韩非提出了与这种完全凭主观妄想猜测的“前识”论相对立的“缘道理”的唯物主义认识论。韩非认为,自然有总的规律(“道”),每个具体事物又各有自己的具体规律(“理”)。根据自然的总规律,联系到具体事物的规律,由始到终,由终到始,反复进行考察比较,虚心以待,静随事物,绝不用主观成见或猜测。
对于真理标准问题,韩非提出了注重“参验”的检验方法。他认为,认识的内容是客观的事物与规律,因此必须考察认识、言论与客观事物是否符合,才能确定是非,只有比较各种言论、判断,才能确定哪种言论或判断是正确的。
在考察和比较中,韩非特别注重以实际功效来检验认识的正确与否。他认为,许多言论和事物光凭它的外表是无法作出正确判断的。如果到实际中去用一下,那就立刻能作出正确的判断。
韩非把不同学说的根本对立,提高到逻辑学上的矛盾律来说明。他第一次在哲学意义上使用了“矛盾”这个词。他用了一个寓言来说明“矛盾”一词的含义。攻不破的盾和没有什么攻不破的矛是不能同时并存的。韩非说,这就叫“矛盾”之说。
韩非对老子朴素的辩证法思想也有所改造和发展。他在一定程度上看到事物转化的条件性。一对矛盾转化的一定条件的认识,虽然也还是直观的、朴素的,但在发展古代朴素辩证法思想上,也还是值得重视的。
自然观和无神论思想
韩非在自然观上也继承了荀况的唯物主义和无神论思想。同时,对老子哲学中的一些思想资料作了唯物主义的改造和吸取。
韩非从无神论的观点出发,还否认有意志的“天”。他说,“非天时,虽十尧不能冬生一穗。”(《功名》)。他继承了荀子“天行有常,不为尧存,不为桀亡”的思想。

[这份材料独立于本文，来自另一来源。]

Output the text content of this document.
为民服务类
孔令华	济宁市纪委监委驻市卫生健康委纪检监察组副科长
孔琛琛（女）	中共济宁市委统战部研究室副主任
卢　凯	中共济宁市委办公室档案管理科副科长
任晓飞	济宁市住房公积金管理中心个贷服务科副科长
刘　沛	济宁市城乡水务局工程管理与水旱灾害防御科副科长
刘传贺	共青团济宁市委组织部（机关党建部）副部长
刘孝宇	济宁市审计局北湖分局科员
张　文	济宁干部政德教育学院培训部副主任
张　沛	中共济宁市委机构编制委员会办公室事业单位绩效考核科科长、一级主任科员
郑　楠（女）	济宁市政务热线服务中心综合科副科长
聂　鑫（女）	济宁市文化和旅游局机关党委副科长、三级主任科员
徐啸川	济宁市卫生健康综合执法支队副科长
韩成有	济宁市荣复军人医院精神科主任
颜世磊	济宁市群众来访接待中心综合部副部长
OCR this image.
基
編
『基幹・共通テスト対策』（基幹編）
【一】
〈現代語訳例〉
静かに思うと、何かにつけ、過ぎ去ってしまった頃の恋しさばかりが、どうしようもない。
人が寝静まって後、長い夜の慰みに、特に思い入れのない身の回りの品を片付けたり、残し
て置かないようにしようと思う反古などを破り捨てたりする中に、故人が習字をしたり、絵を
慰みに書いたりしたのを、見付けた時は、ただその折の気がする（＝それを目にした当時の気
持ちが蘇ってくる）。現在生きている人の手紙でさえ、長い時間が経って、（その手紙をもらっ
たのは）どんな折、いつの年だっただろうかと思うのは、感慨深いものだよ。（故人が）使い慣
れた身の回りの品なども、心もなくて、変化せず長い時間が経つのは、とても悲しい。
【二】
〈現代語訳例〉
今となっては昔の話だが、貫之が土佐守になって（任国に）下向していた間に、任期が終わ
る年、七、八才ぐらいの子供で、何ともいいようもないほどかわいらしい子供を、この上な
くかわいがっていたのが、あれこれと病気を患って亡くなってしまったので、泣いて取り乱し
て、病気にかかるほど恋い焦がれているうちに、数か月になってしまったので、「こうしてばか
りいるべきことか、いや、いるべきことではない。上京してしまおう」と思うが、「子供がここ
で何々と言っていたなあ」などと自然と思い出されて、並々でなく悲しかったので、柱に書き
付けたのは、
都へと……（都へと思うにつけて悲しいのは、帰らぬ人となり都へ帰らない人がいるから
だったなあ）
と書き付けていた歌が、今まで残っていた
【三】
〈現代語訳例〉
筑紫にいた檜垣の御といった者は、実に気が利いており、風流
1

根据这些思想,韩非对老子的神秘主义的“道”进行了唯物主义的改造。在韩非的哲学思想中,“道”只是指自然界万事万物的本来面目,自然界或治理社会的总的规律。
韩非把“道”看做是自然界的一般本质,而每一具体事物的特殊性质他称之为“德”。他论述“道”与“德”的关系,认为“德”是体现“道”的。同时,韩非第一次把自然界的规律分为“道”和“理”。
“道”这个东西的真实情况是:它既不制裁任何东西,也不创造什么东西,而是柔弱顺从,随时变化,存在于所有具体事物的具体规律之中。
万物的“理”各不相同,也就是说,万物各有自己的“理”,然而“道”却完全适合于万物的理。韩非还认为,“理”是“有存亡,有死生,有盛衰”的,而道又是“柔顺随时,与理相应”的。因此,他反对老子所谓的那种不能言说的“常道”。他认为,他所说的“道”是“无常操”的,是可以“执其见功以处见其形”的,也是可以论说的。
韩非发挥了“理”这一哲学范畴,并论证了“理”和“道”的关系,即万物的具体规律与自然一般规律的关系。这反映了人们对客观物质世界及其规律性的认识不断在提高,因而在理论上的说明也更加深入细致了。韩非关于“理”的思想,在以后中国哲学史上是有很大影响的。
韩非把“道”看做是自然界的一般本质,而每一具体事物的特殊性质他称之为“德”。他论述“道”与“德”的关系,认为“德”是体现“道”的。同时,韩非第一次把自然界的规律分为“道”和“理”。